Currently, TarFileSystem does not support hierarchical directory structure. It ignores all the directory entries inside the TAR and presents all the files in a flat hierarchy.

This issue tracks the efforts required to support hierarchical directory structure in TAR. This is the umbrella issue; sub-issues may be created later to track specific tasks required.

Sub-tasks

To support hierarchical directory structure or nested directories, we need to make following changes in TarFileSystem code.

Make the index data-structure hierarchical

Currently the index is maintained as a flat hashmap. To capture the nested directories we need some kind of tree like structure. Currently I am thinking to have a simple n-way tree (Each IndexEntry of type directory would contain a list of child index entries) along with a map to fast find a specific node in the tree (Map<String, IndexEntry>)

Change serialization of index

Index is serialized to facilitate later reuse. The current format is
Space separated values. In addition to existing issues (does not work if file name contains spaces) this format would not easily work for serializing hierarchical index. Currently I am thinking to use JSON. Need to check if the JSON would work if TAR contains huge number of entries; say, 1 billion.

Re-evaluate IndexEntry data structure

Currently IndexEntry only holds length and offset of the tar header. When the archived file is accessed, we seek to the offset and header is read again. Need to evaluate if we can store more information in index itself so that this disk access is not required. Note that at one extreme there is to store just length and offset. At the other extreme we can keep the complete tar header entry in index. We need to make sure this change does not cause memory pressure.

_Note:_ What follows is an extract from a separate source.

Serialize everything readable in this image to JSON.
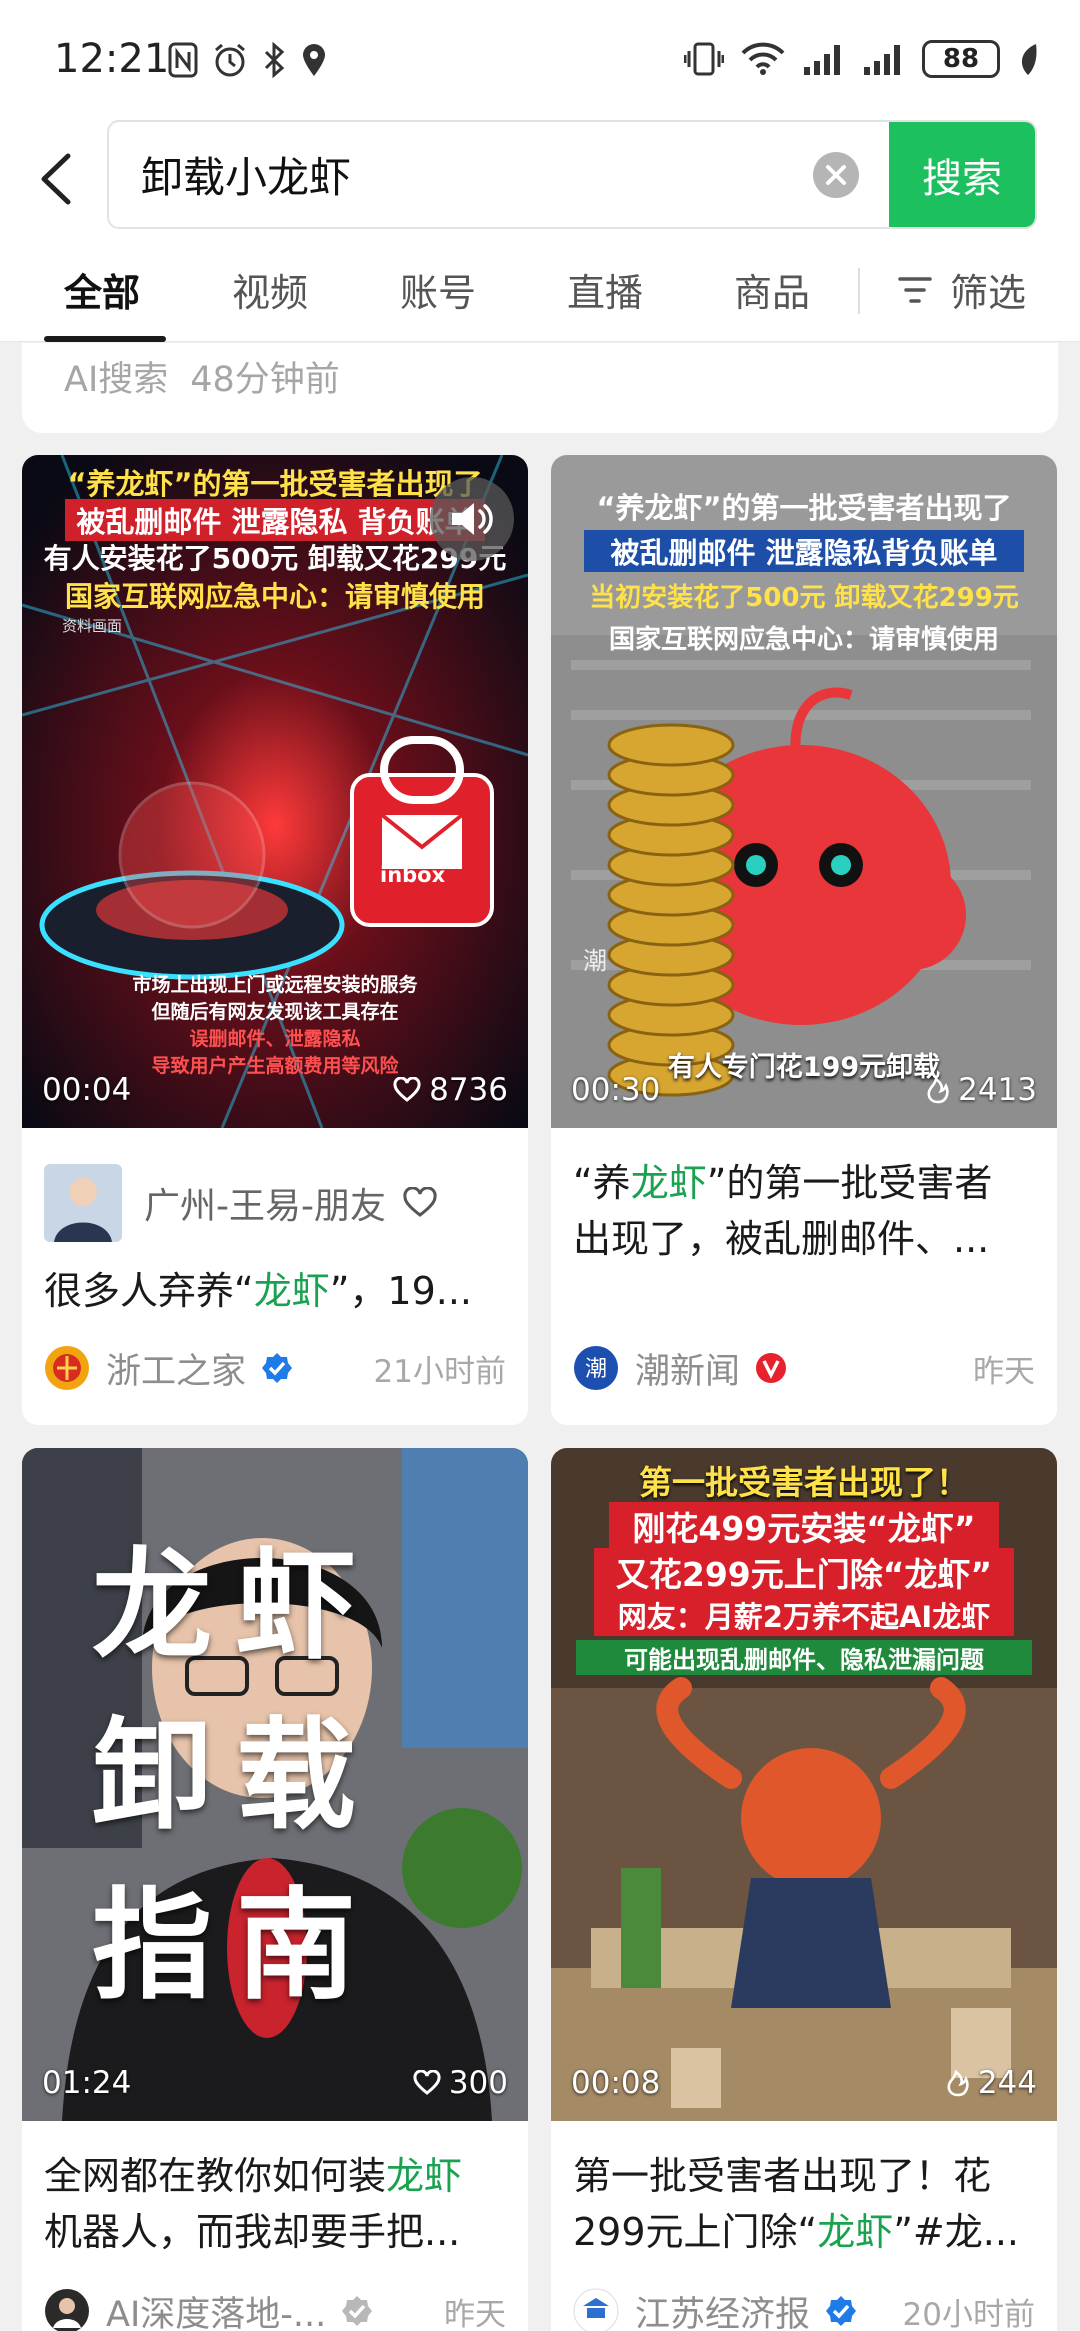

Note: The actual requirement is to ensure sequential read when we do a ls and ls -R. If all the childs of a directory entry are stored sequentially in tar; i.e. if the entries in tar are sorted by path string then the performance would be no worse than what is current even if we just store length and offset. For recursive walk, we need to ensure the calling code processes the directory hierarchy in the same order as the entries are stored inside tar^. This restriction may turn out to be difficult to impose

Issue in hadoop dfs -ls -R command

To recursively list all paths, -ls -R appends the name component of child path after the parent path. Here the separator is hardcoded / (ouch!)

Here is the corresponding code from FsShell module

// check getPath() so scheme slashes aren't considered part of the path
    String basename = childPath.getName();
    String separator = uri.getPath().endsWith(Path.SEPARATOR)
        ? "" : Path.SEPARATOR;
    return uriToString(uri, inferredSchemeFromPath) + separator + basename;

Obviously this would not work for the current path format of TarFileSystem. For TarFileSystem, the separator for the archived files are +. Also the getName call would get the complete path of archived file. Resulting in the following bug:

  • Parent abs path: tar:///file.tar/+dir1+dir2+
  • Child abs path: tar:///file.tar/+dir1+dir2+f1.txt
  • FsShell would form path as:
    tar:///file.tar/+dir1+dir2+/+dir1+dir2+f1.txt
  • While looking up the file from inside Tar, the TarFileSystem would translate the inArchivePath as /dir1/dir2///dir1/dir2/f1.txt resulting in FileNotFoundException

Footnotes

^ For example, say the TAR order is as follows:

a/b/
a/b/f1.txt
a/b/c/
a/b/c/f2.txt
a/f3.txt
a/f4.txt

Then the calling code that does the recursive walk needs to do a DFS. As we can see a BFS would cause non sequential read.